Consider the recent case of Amina al-Jeffery, a girl born in Wales to a Saudi Arabian father. When she was 17 she was taken to Jeddah by her rather, purportedly for a holiday, and then placed under and effective ‘house arrest’. Her father is trying to exercise control over Amina in accordance with his own cultural norms – yet Amina grew up in Wales, has a Welsh accent and follows Welsh norms – she kissed a boy, thus displaying ‘un-Islamic behaviour’, and was taken away into exile as a result.
The High Court has now ruled that Amina should be returned to Britain by 11th September. This is good, but will Boris Johnson actually act in accordance with the High Court? I rather doubt it, simply because we know that the Saudi Arabian government is allowed to get away with all sorts of terrors simply because they pay for large military contracts like Al-Yamamah. As is so often the case, it is not just a matter of the law but of the will to apply the law in particular cases, in particular ways.
This is simply one example of the much wider trend related on the one hand to ‘honour’ killings in this country – that is, those women who choose differently to the dominant male of their families are murdered in cold blood – and the systematic child abuse and rape of white women in this country, in staggering numbers, as with Rotherham. In sentencing some of the perpetrators of the Rotherham case, Judge Gerald Clifton told the men “All of you treated the victims as though they were worthless and beyond any respect – they were not part of your community or religion.” Both forms of criminality arise out of a rejection of the British value that grants women a significant measure of authority and autonomy in their own lives, equivalent to that enjoyed by men.
It is clear that there is a particular strain of South Asian Muslim culture which comprehensively rejects our approach, and which has taken advantage of a politically correct culture to embed itself in several of our cities. So do we actually believe that these hard-won rights are worth protecting? Is a woman born in this country entitled to the protection of the British state when she tries to assert British cultural values? Or do we look the other way out of fear of being called racist?

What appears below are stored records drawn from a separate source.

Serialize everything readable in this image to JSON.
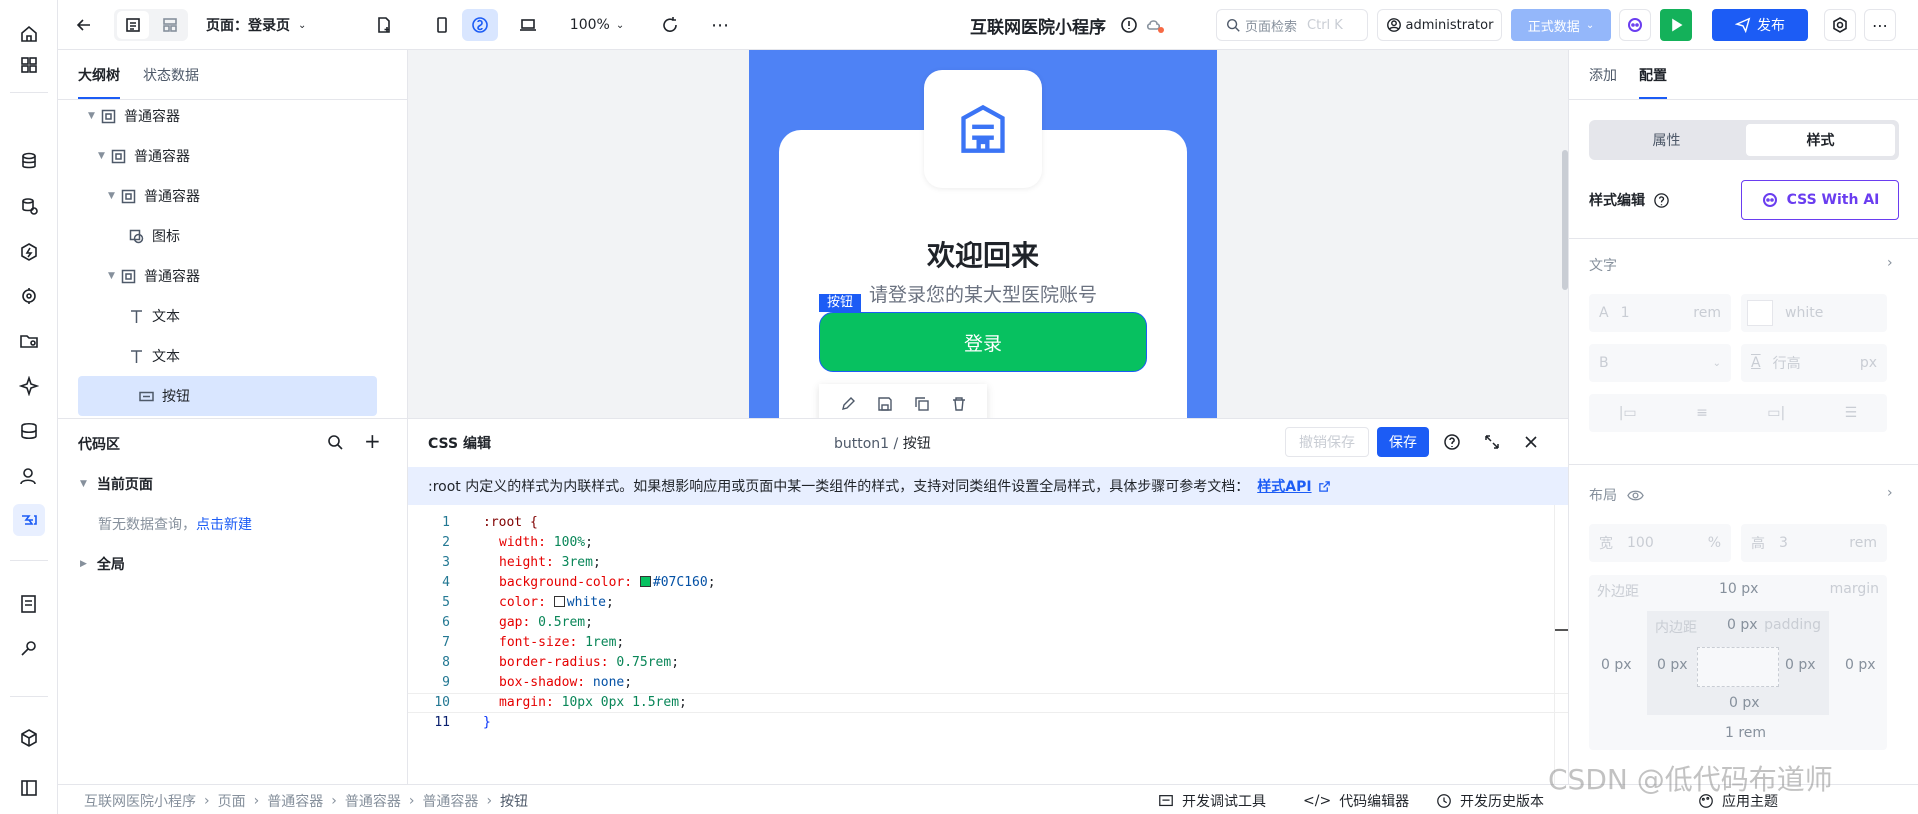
{
  "rail": {
    "icons": [
      "home-icon",
      "apps-icon",
      "database-icon",
      "data-source-icon",
      "logic-icon",
      "api-icon",
      "folder-icon",
      "ai-sparkle-icon",
      "storage-icon",
      "user-permission-icon",
      "code-link-icon",
      "report-icon",
      "plugin-icon",
      "package-icon",
      "exit-icon"
    ]
  },
  "top": {
    "page_label": "页面：登录页",
    "zoom": "100%",
    "app_title": "互联网医院小程序",
    "search_placeholder": "页面检索",
    "search_shortcut": "Ctrl K",
    "user": "administrator",
    "env": "正式数据",
    "publish": "发布"
  },
  "left": {
    "tabs": [
      "大纲树",
      "状态数据"
    ],
    "tree": [
      {
        "label": "普通容器",
        "type": "container"
      },
      {
        "label": "普通容器",
        "type": "container"
      },
      {
        "label": "普通容器",
        "type": "container"
      },
      {
        "label": "图标",
        "type": "icon"
      },
      {
        "label": "普通容器",
        "type": "container"
      },
      {
        "label": "文本",
        "type": "text"
      },
      {
        "label": "文本",
        "type": "text"
      },
      {
        "label": "按钮",
        "type": "button"
      }
    ],
    "code_area": {
      "title": "代码区",
      "current_page": "当前页面",
      "empty_text": "暂无数据查询，",
      "create_link": "点击新建",
      "global": "全局"
    }
  },
  "canvas": {
    "welcome": "欢迎回来",
    "subtitle": "请登录您的某大型医院账号",
    "tag": "按钮",
    "button": "登录"
  },
  "editor": {
    "title": "CSS 编辑",
    "path_component": "button1",
    "path_sep": "/",
    "path_name": "按钮",
    "undo": "撤销保存",
    "save": "保存",
    "notice": ":root 内定义的样式为内联样式。如果想影响应用或页面中某一类组件的样式，支持对同类组件设置全局样式，具体步骤可参考文档：",
    "notice_link": "样式API",
    "line_numbers": [
      "1",
      "2",
      "3",
      "4",
      "5",
      "6",
      "7",
      "8",
      "9",
      "10",
      "11"
    ],
    "code": {
      "l1": ":root {",
      "l2p": "width:",
      "l2v": "100%",
      "l3p": "height:",
      "l3v": "3rem",
      "l4p": "background-color:",
      "l4v": "#07C160",
      "l5p": "color:",
      "l5v": "white",
      "l6p": "gap:",
      "l6v": "0.5rem",
      "l7p": "font-size:",
      "l7v": "1rem",
      "l8p": "border-radius:",
      "l8v": "0.75rem",
      "l9p": "box-shadow:",
      "l9v": "none",
      "l10p": "margin:",
      "l10v": "10px 0px 1.5rem",
      "l11": "}"
    },
    "swatch_green": "#07C160",
    "swatch_white": "#ffffff"
  },
  "right": {
    "tabs": [
      "添加",
      "配置"
    ],
    "seg": [
      "属性",
      "样式"
    ],
    "style_edit": "样式编辑",
    "ai_btn": "CSS With AI",
    "text_section": "文字",
    "font_size": "1",
    "font_unit": "rem",
    "color_value": "white",
    "weight": "B",
    "line_height_ph": "行高",
    "line_unit": "px",
    "layout_section": "布局",
    "width_label": "宽",
    "width_value": "100",
    "width_unit": "%",
    "height_label": "高",
    "height_value": "3",
    "height_unit": "rem",
    "margin_label": "外边距",
    "margin_top": "10 px",
    "margin_tag": "margin",
    "padding_label": "内边距",
    "padding_top": "0 px",
    "padding_tag": "padding",
    "m_left": "0 px",
    "p_left": "0 px",
    "p_right": "0 px",
    "m_right": "0 px",
    "p_bottom": "0 px",
    "m_bottom": "1 rem"
  },
  "bottom": {
    "breadcrumb": [
      "互联网医院小程序",
      "页面",
      "普通容器",
      "普通容器",
      "普通容器",
      "按钮"
    ],
    "dev_tools": "开发调试工具",
    "code_editor": "代码编辑器",
    "history": "开发历史版本",
    "theme": "应用主题"
  },
  "watermark": "CSDN @低代码布道师",
  "colors": {
    "accent": "#1c5cf5",
    "button_green": "#07C160",
    "canvas_blue": "#4e82f5"
  }
}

This is the dilemma of the politically correct – which of these two competing values are worth defending? Do you virtue-signal solidarity with women or with minorities? Reality is forcing the choice. We either say that we must discriminate between different cultures, in order to protect British women from the violent exploitation of these minority cultures; or we say that it is always wrong to discriminate culturally, and condemn those British women to yet more decades of abuse.

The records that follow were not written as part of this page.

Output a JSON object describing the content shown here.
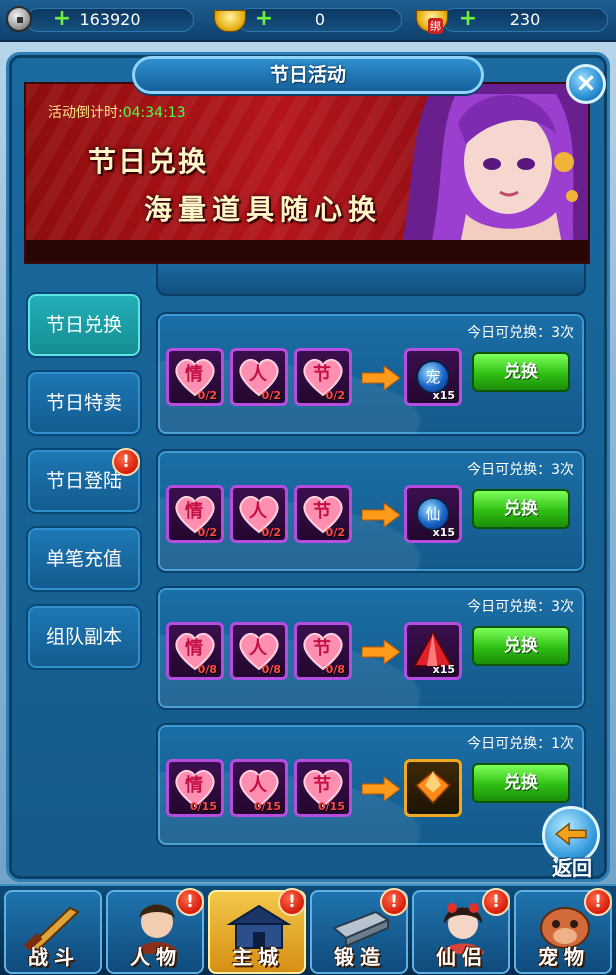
{
  "resources": {
    "coins": "163920",
    "gold": "0",
    "bound_gold": "230",
    "bound_tag": "绑"
  },
  "window": {
    "title": "节日活动"
  },
  "banner": {
    "countdown_label": "活动倒计时:",
    "countdown_value": "04:34:13",
    "headline_1": "节日兑换",
    "headline_2": "海量道具随心换"
  },
  "tabs": [
    {
      "label": "节日兑换",
      "active": true
    },
    {
      "label": "节日特卖",
      "active": false
    },
    {
      "label": "节日登陆",
      "active": false,
      "badge": "!"
    },
    {
      "label": "单笔充值",
      "active": false
    },
    {
      "label": "组队副本",
      "active": false
    }
  ],
  "exchanges": [
    {
      "limit": "今日可兑换：3次",
      "inputs": [
        {
          "char": "情",
          "count": "0/2"
        },
        {
          "char": "人",
          "count": "0/2"
        },
        {
          "char": "节",
          "count": "0/2"
        }
      ],
      "reward": {
        "icon": "pet-orb-icon",
        "char": "宠",
        "qty": "x15"
      },
      "button": "兑换"
    },
    {
      "limit": "今日可兑换：3次",
      "inputs": [
        {
          "char": "情",
          "count": "0/2"
        },
        {
          "char": "人",
          "count": "0/2"
        },
        {
          "char": "节",
          "count": "0/2"
        }
      ],
      "reward": {
        "icon": "immortal-orb-icon",
        "char": "仙",
        "qty": "x15"
      },
      "button": "兑换"
    },
    {
      "limit": "今日可兑换：3次",
      "inputs": [
        {
          "char": "情",
          "count": "0/8"
        },
        {
          "char": "人",
          "count": "0/8"
        },
        {
          "char": "节",
          "count": "0/8"
        }
      ],
      "reward": {
        "icon": "red-crystal-icon",
        "char": "",
        "qty": "x15"
      },
      "button": "兑换"
    },
    {
      "limit": "今日可兑换：1次",
      "inputs": [
        {
          "char": "情",
          "count": "0/15"
        },
        {
          "char": "人",
          "count": "0/15"
        },
        {
          "char": "节",
          "count": "0/15"
        }
      ],
      "reward": {
        "icon": "orange-gem-icon",
        "char": "",
        "qty": ""
      },
      "button": "兑换"
    }
  ],
  "return_button": "返回",
  "bottom_nav": [
    {
      "label": "战斗",
      "icon": "sword-icon",
      "active": false,
      "badge": ""
    },
    {
      "label": "人物",
      "icon": "hero-portrait-icon",
      "active": false,
      "badge": "!"
    },
    {
      "label": "主城",
      "icon": "city-gate-icon",
      "active": true,
      "badge": "!"
    },
    {
      "label": "锻造",
      "icon": "forge-icon",
      "active": false,
      "badge": "!"
    },
    {
      "label": "仙侣",
      "icon": "companion-portrait-icon",
      "active": false,
      "badge": "!"
    },
    {
      "label": "宠物",
      "icon": "pet-portrait-icon",
      "active": false,
      "badge": "!"
    }
  ],
  "colors": {
    "accent_green": "#2fbf14",
    "countdown_green": "#4cff4c",
    "badge_red": "#d61b0b",
    "item_frame_purple": "#b54de0"
  }
}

For me the choice is clear – I want my daughters to grow up in a place that respects their full humanity and their capacity to make informed choices for themselves. That seems to me to be a ‘British value’. The same thing applies to other questions of gender and sexuality – I don’t want to live in a society where gay people are afraid of admitting who they are, or where trans people are scared of being beaten senseless by morons. Yet if we do nothing, that is a present reality for some and an increasing reality for others.

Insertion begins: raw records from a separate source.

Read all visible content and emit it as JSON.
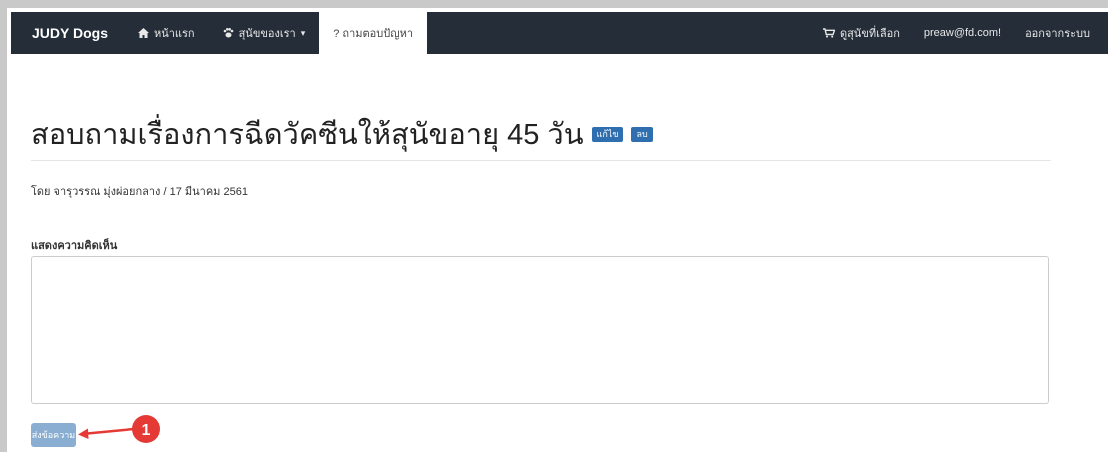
{
  "navbar": {
    "brand": "JUDY Dogs",
    "items": [
      {
        "label": "หน้าแรก",
        "icon": "home-icon"
      },
      {
        "label": "สุนัขของเรา",
        "icon": "paw-icon",
        "dropdown": true
      },
      {
        "label": "? ถามตอบปัญหา",
        "active": true
      }
    ],
    "right": [
      {
        "label": "ดูสุนัขที่เลือก",
        "icon": "cart-icon"
      },
      {
        "label": "preaw@fd.com!"
      },
      {
        "label": "ออกจากระบบ"
      }
    ]
  },
  "main": {
    "title": "สอบถามเรื่องการฉีดวัคซีนให้สุนัขอายุ 45 วัน",
    "edit_tag": "แก้ไข",
    "delete_tag": "ลบ",
    "byline": "โดย จารุวรรณ มุ่งผ่อยกลาง / 17 มีนาคม 2561",
    "comment_label": "แสดงความคิดเห็น",
    "comment_value": "",
    "submit_label": "ส่งข้อความ"
  },
  "annotation": {
    "number": "1",
    "color": "#e53935"
  },
  "colors": {
    "navbar_bg": "#242d38",
    "tag_bg": "#2f6fb0",
    "submit_bg": "#8aaed2"
  }
}
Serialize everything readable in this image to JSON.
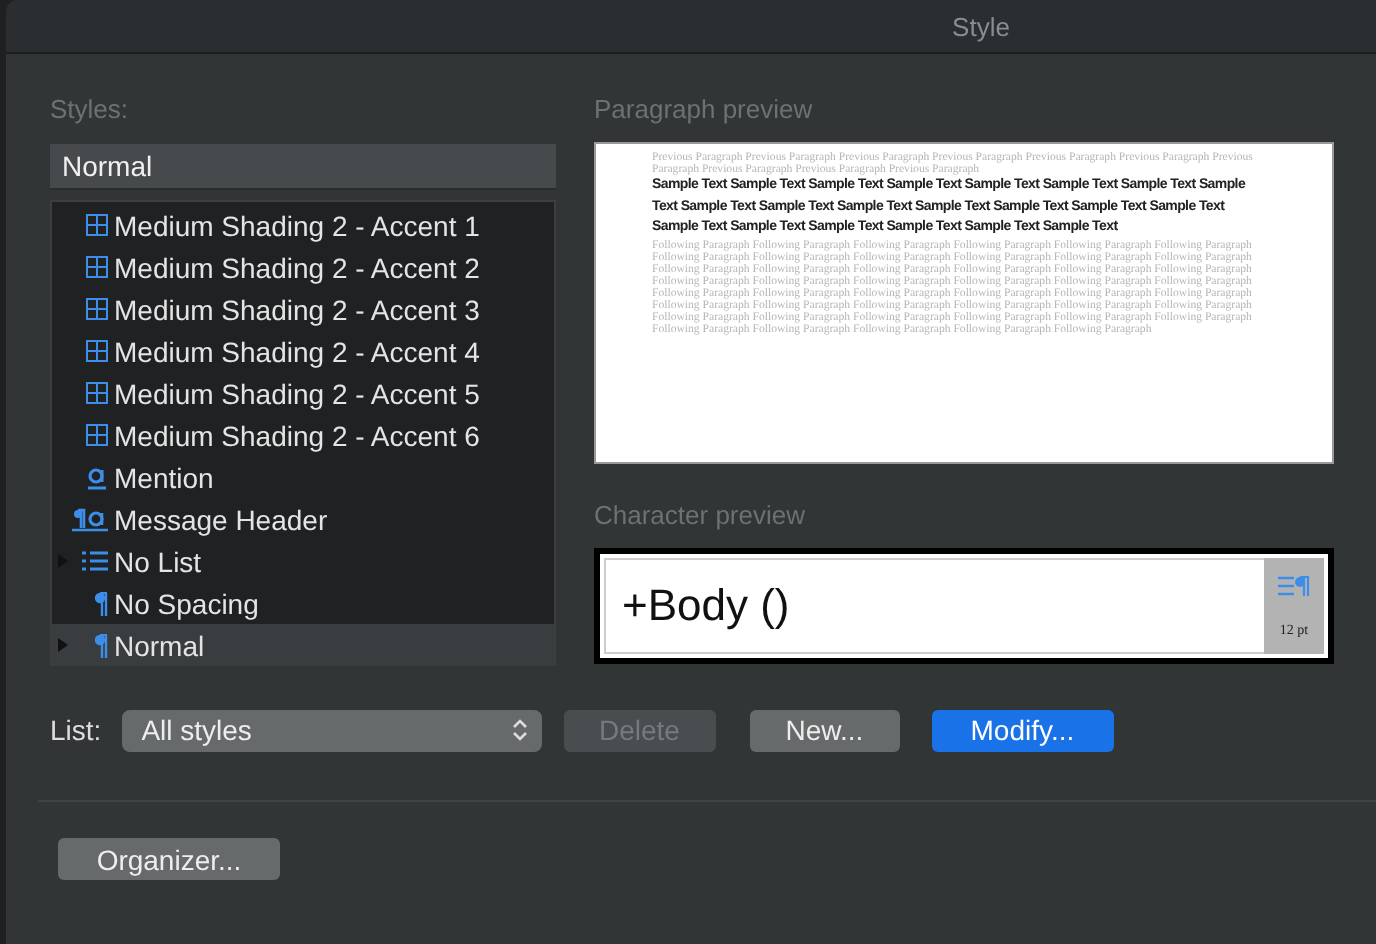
{
  "window": {
    "title": "Style"
  },
  "styles": {
    "label": "Styles:",
    "value": "Normal",
    "items": [
      {
        "label": "Medium Shading 2 - Accent 1",
        "kind": "table",
        "expandable": false,
        "selected": false
      },
      {
        "label": "Medium Shading 2 - Accent 2",
        "kind": "table",
        "expandable": false,
        "selected": false
      },
      {
        "label": "Medium Shading 2 - Accent 3",
        "kind": "table",
        "expandable": false,
        "selected": false
      },
      {
        "label": "Medium Shading 2 - Accent 4",
        "kind": "table",
        "expandable": false,
        "selected": false
      },
      {
        "label": "Medium Shading 2 - Accent 5",
        "kind": "table",
        "expandable": false,
        "selected": false
      },
      {
        "label": "Medium Shading 2 - Accent 6",
        "kind": "table",
        "expandable": false,
        "selected": false
      },
      {
        "label": "Mention",
        "kind": "character",
        "expandable": false,
        "selected": false
      },
      {
        "label": "Message Header",
        "kind": "linked",
        "expandable": false,
        "selected": false
      },
      {
        "label": "No List",
        "kind": "list",
        "expandable": true,
        "selected": false
      },
      {
        "label": "No Spacing",
        "kind": "paragraph",
        "expandable": false,
        "selected": false
      },
      {
        "label": "Normal",
        "kind": "paragraph",
        "expandable": true,
        "selected": true
      }
    ]
  },
  "paragraph_preview": {
    "label": "Paragraph preview",
    "previous": "Previous Paragraph Previous Paragraph Previous Paragraph Previous Paragraph Previous Paragraph Previous Paragraph Previous Paragraph Previous Paragraph Previous Paragraph Previous Paragraph",
    "sample": "Sample Text Sample Text Sample Text Sample Text Sample Text Sample Text Sample Text Sample Text Sample Text Sample Text Sample Text Sample Text Sample Text Sample Text Sample Text Sample Text Sample Text Sample Text Sample Text Sample Text Sample Text",
    "following": "Following Paragraph Following Paragraph Following Paragraph Following Paragraph Following Paragraph Following Paragraph Following Paragraph Following Paragraph Following Paragraph Following Paragraph Following Paragraph Following Paragraph Following Paragraph Following Paragraph Following Paragraph Following Paragraph Following Paragraph Following Paragraph Following Paragraph Following Paragraph Following Paragraph Following Paragraph Following Paragraph Following Paragraph Following Paragraph Following Paragraph Following Paragraph Following Paragraph Following Paragraph Following Paragraph Following Paragraph Following Paragraph Following Paragraph Following Paragraph Following Paragraph Following Paragraph Following Paragraph Following Paragraph Following Paragraph Following Paragraph Following Paragraph Following Paragraph Following Paragraph Following Paragraph Following Paragraph Following Paragraph Following Paragraph"
  },
  "character_preview": {
    "label": "Character preview",
    "text": "+Body ()",
    "size": "12 pt"
  },
  "list": {
    "label": "List:",
    "value": "All styles"
  },
  "buttons": [
    {
      "label": "Delete",
      "disabled": true,
      "default": false
    },
    {
      "label": "New...",
      "disabled": false,
      "default": false
    },
    {
      "label": "Modify...",
      "disabled": false,
      "default": true
    }
  ],
  "organizer": {
    "label": "Organizer..."
  }
}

I want to live in a place which is tolerant and accepting, where every single human being is enabled to make decisions about their own lives in a way that makes it most probable that they will be able to live full and fulfilling lives. That’s a British value worth defending, but if we are to defend it, we need to wake up and realise just how undermined those values have become. We need to discriminate culturally and say – some cultures are worse than others, and we choose the better one.